Just when you thought the terrible attire at Coachella couldn’t get any worse, reports emerged yesterday that everyone’s favorite culturally insensitive feather headdress parade will be providing this year’s attendees with virtual reality headsets.
The Coachella VR headset will be included in every ticket buyer’s welcome kit and will work with Android and iPhone apps. Vantage.tv, the company that Coachella has partnered with to bring this magical experience to life, promises fans can “[see] performances from top artists, experience 360-degree panoramic experiences from around the festival grounds, and watch VR experiences created by other festival-goers.” Here’s to hoping those experiences will include getting up close and personal with Kendall Jenner’s giant culturally appropriated nose ring.
But while virtual reality at Coachella may seem like a cool, newfangled concept, the festival actually has a well-established tradition of surfacing all kinds of ridiculous technology. Grab a daisy chain and join us as we meander through the hip graveyard of Coachella’s attempts to turn itself into South by Southwest!
The Tupac Hologram
A friend recently asked me if I remembered the Tupac hologram. Remember it? How could I ever forget?
Okay, so it wasn’t actually a hologram, and it came onstage and yelled “What the fuck is up, Coachella!” which undoubtedly terrified every concertgoer who was tripping balls at the time. On the other hand, it probably delighted that one friend who still thinks Tupac is alive, and it will provide me with conversation fodder any time I can’t come up with anything to talk about on a first date.
Something called “audio augmented reality”
Here earbuds are “kind of like high tech hearing aids,” and also “like bionic hearing” but are officially known as an “Active Listening System.” I have no idea what any of this means, but I do know that Here partnered with Coachella this year to provide attendees with their earbuds, which supposedly allow you to “control and personalize a live-audio environment” from your phone. Every hipster’s dream of looking like an octogenarian is about to come true.
This “swimming pool”
This is not a swimming pool! It is a dance floor! A “mirage”! A cruel trick played on people who probably just want to throw themselves face-first into a real pool! You trickster, Coachella.
A crane flower
Coachella is chock full of bizarre art-and-technology installations (more on that below). This one is particularly disconcerting.
From LA Weekly:
The crazy thing was that the flower swooped up and down; half construction crane, half psychedelic creature from another realm.

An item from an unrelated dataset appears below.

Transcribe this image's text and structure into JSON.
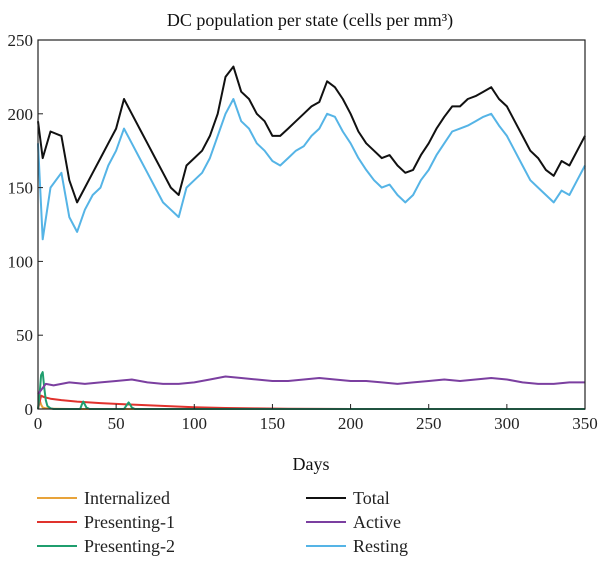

Folks walking by seemed mesmerized, perplexed; the thing had popped up out of nowhere. “It’s terrifying” said someone named Jack. “It looks like something from Mario Brothers,” said a guy named Alex from L.A. “I keep worrying it is going to eat me.”
Alex from L.A. is not wrong to be concerned.

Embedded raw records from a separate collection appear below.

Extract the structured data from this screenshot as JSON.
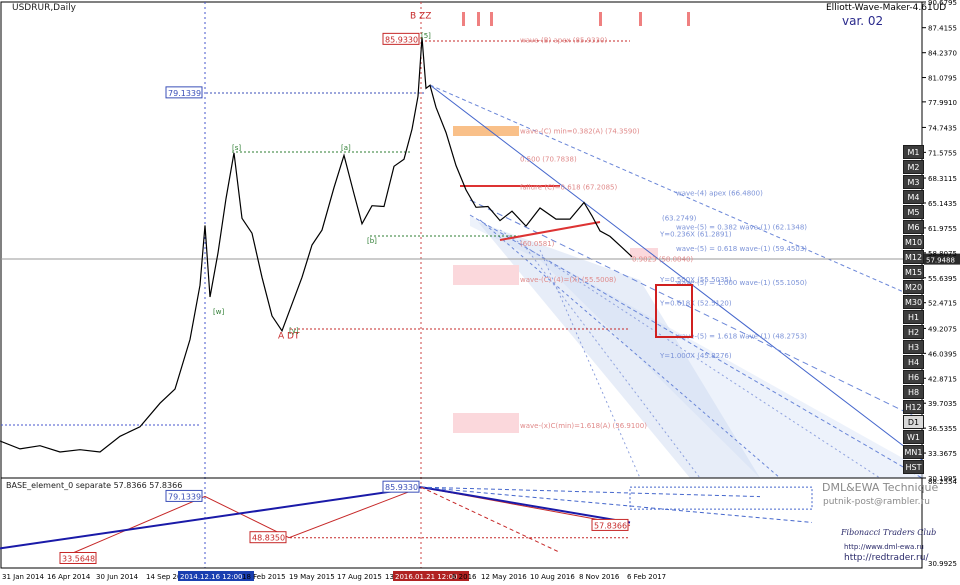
{
  "header": {
    "symbol_label": "USDRUR,Daily",
    "indicator_name": "Elliott-Wave-Maker-4.61UD",
    "version_label": "var. 02"
  },
  "subwindow": {
    "label": "BASE_element_0 separate 57.8366 57.8366",
    "scale_top": "88.2554",
    "scale_bottom": "30.9925"
  },
  "branding": {
    "line1": "DML&EWA Technique",
    "line2": "putnik-post@rambler.ru",
    "club": "Fibonacci Traders Club",
    "url1": "http://www.dml-ewa.ru",
    "url2": "http://redtrader.ru/"
  },
  "timeframes": [
    "M1",
    "M2",
    "M3",
    "M4",
    "M5",
    "M6",
    "M10",
    "M12",
    "M15",
    "M20",
    "M30",
    "H1",
    "H2",
    "H3",
    "H4",
    "H6",
    "H8",
    "H12",
    "D1",
    "W1",
    "MN1",
    "HST"
  ],
  "active_timeframe": "D1",
  "colors": {
    "price_line": "#000000",
    "wave_green": "#2e7d32",
    "wave_red": "#c62828",
    "fib_blue": "#3355cc",
    "channel_fill": "#dfe8f7",
    "pink_zone": "#fbd8dc",
    "orange_zone": "#f9c089",
    "sub_blue": "#1a1aa8"
  },
  "chart_data": [
    {
      "type": "line",
      "title": "USDRUR,Daily",
      "x_tick_labels": [
        "31 Jan 2014",
        "16 Apr 2014",
        "30 Jun 2014",
        "14 Sep 2014",
        "2014.12.16 12:00",
        "18 Feb 2015",
        "19 May 2015",
        "17 Aug 2015",
        "13",
        "2016.01.21 12:00",
        "6 2016",
        "12 May 2016",
        "10 Aug 2016",
        "8 Nov 2016",
        "6 Feb 2017"
      ],
      "y_tick_labels": [
        "90.6795",
        "87.4155",
        "84.2370",
        "81.0795",
        "77.9910",
        "74.7435",
        "71.5755",
        "68.3115",
        "65.1435",
        "61.9755",
        "58.8075",
        "55.6395",
        "52.4715",
        "49.2075",
        "46.0395",
        "42.8715",
        "39.7035",
        "36.5355",
        "33.3675",
        "30.1995"
      ],
      "ylim": [
        30.1995,
        90.6795
      ],
      "current_price": "57.9488",
      "wave_labels": [
        {
          "text": "B ZZ",
          "price": 88.6
        },
        {
          "text": "A DT",
          "price": 47.9
        }
      ],
      "price_flags": [
        {
          "text": "85.9330",
          "price": 85.933
        },
        {
          "text": "79.1339",
          "price": 79.1339
        }
      ],
      "annotations": [
        {
          "text": "wave-(B) apex (85.9330)",
          "price": 85.933
        },
        {
          "text": "wave-(C) min=0.382(A) (74.3590)",
          "price": 74.359
        },
        {
          "text": "0.500 (70.7838)",
          "price": 70.7838
        },
        {
          "text": "failure (C)=0.618 (67.2085)",
          "price": 67.2085
        },
        {
          "text": "wave-(4) apex (66.4800)",
          "price": 66.48
        },
        {
          "text": "(63.2749)",
          "price": 63.2749
        },
        {
          "text": "wave-(5) = 0.382 wave-(1) (62.1348)",
          "price": 62.1348
        },
        {
          "text": "Y=0.236X (61.2891)",
          "price": 61.2891
        },
        {
          "text": "(60.0581)",
          "price": 60.0581
        },
        {
          "text": "wave-(5) = 0.618 wave-(1) (59.4503)",
          "price": 59.4503
        },
        {
          "text": "0.9823 (58.0840)",
          "price": 58.084
        },
        {
          "text": "Y=0.500X (55.5035)",
          "price": 55.5035
        },
        {
          "text": "wave-(5) = 1.000 wave-(1) (55.1050)",
          "price": 55.105
        },
        {
          "text": "wave-(C) (4)=(X) (55.5008)",
          "price": 55.5008
        },
        {
          "text": "Y=0.618X (52.5120)",
          "price": 52.512
        },
        {
          "text": "wave-(5) = 1.618 wave-(1) (48.2753)",
          "price": 48.2753
        },
        {
          "text": "Y=1.000X (45.8276)",
          "price": 45.8276
        },
        {
          "text": "wave-(x)C(min)=1.618(A) (36.9100)",
          "price": 36.91
        }
      ],
      "grid": false
    },
    {
      "type": "line",
      "title": "BASE_element_0 separate 57.8366 57.8366",
      "series": [
        {
          "name": "BASE_element_0",
          "values": [
            33.5648,
            79.1339,
            48.835,
            85.933,
            57.8366
          ]
        }
      ],
      "value_flags": [
        "79.1339",
        "85.9330",
        "48.8350",
        "57.8366",
        "33.5648"
      ],
      "ylim": [
        30.9925,
        88.2554
      ]
    }
  ]
}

A 360-degree selfie station
H&M set up an “extrasensory playground” last year, which included a section for taking 360 degree selfies, complete with mirrors, professional lighting, and “visual effects.” The playground also featured something called an aura reader, “which offers insight into how a user’s inner person connects to the outside world via sharable, social media-ready photos,” or something.
Note: We couldn’t find any photos of the selfie station. Probably best to just use your imagination. Or better yet, don’t.
A fingerprint scanner to keep your beer cold
Instead of forcing attendees to chug all of their beer like heathens, Heineken came up with a way for them to keep it cold while taking a 360 degree selfie or hanging with Lindsay Lohan: a fingerprint-activated beer cooler. Yes! This is exactly what I envisioned when I thought about the future.
A giant roving caterpillar
Coachella sure likes to fuck with its probably-not-sober guests.
The giant, moving caterpillar, designed by the art collective Poetic Kinetics, came attached with a beacon, which allows smartphone users who walk by it to receive information about what’s happening around them.
“With the caterpillar, that’s kind of experiential messaging we’re trying to deliver,” Gopi Sangha, the director of digital strategy for Coachella’s parent company Goldenvoice, explained helpfully. “The caterpillar is having a live dialogue with the fans, to kind of bring it to life and share some of its personalities, also engage with some social conversation around it.”
It then somehow turned into a butterfly, but not, unfortunately, a butterfly one could ride away into the sky and away from Coachella.
Honorable mention: “Polo Gigante”
“Polo gigante” is more art installation than gadget. But considering that its sole purpose involves shooting paint-covered tennis balls at a giant Lacoste polo shirt, it deserves its own spot.
This is not to say that everything tech-related at Coachella sucks—the wristbands and ear plugs could be quite useful—but more often than not, it’s a breeding ground for buzzwordy and utterly useless pieces of technology. Why the hell would you need a fingerprint scanner for your beer? Just keep it in a cooler like a normal person!
Then again, at least it’s not Burning Man.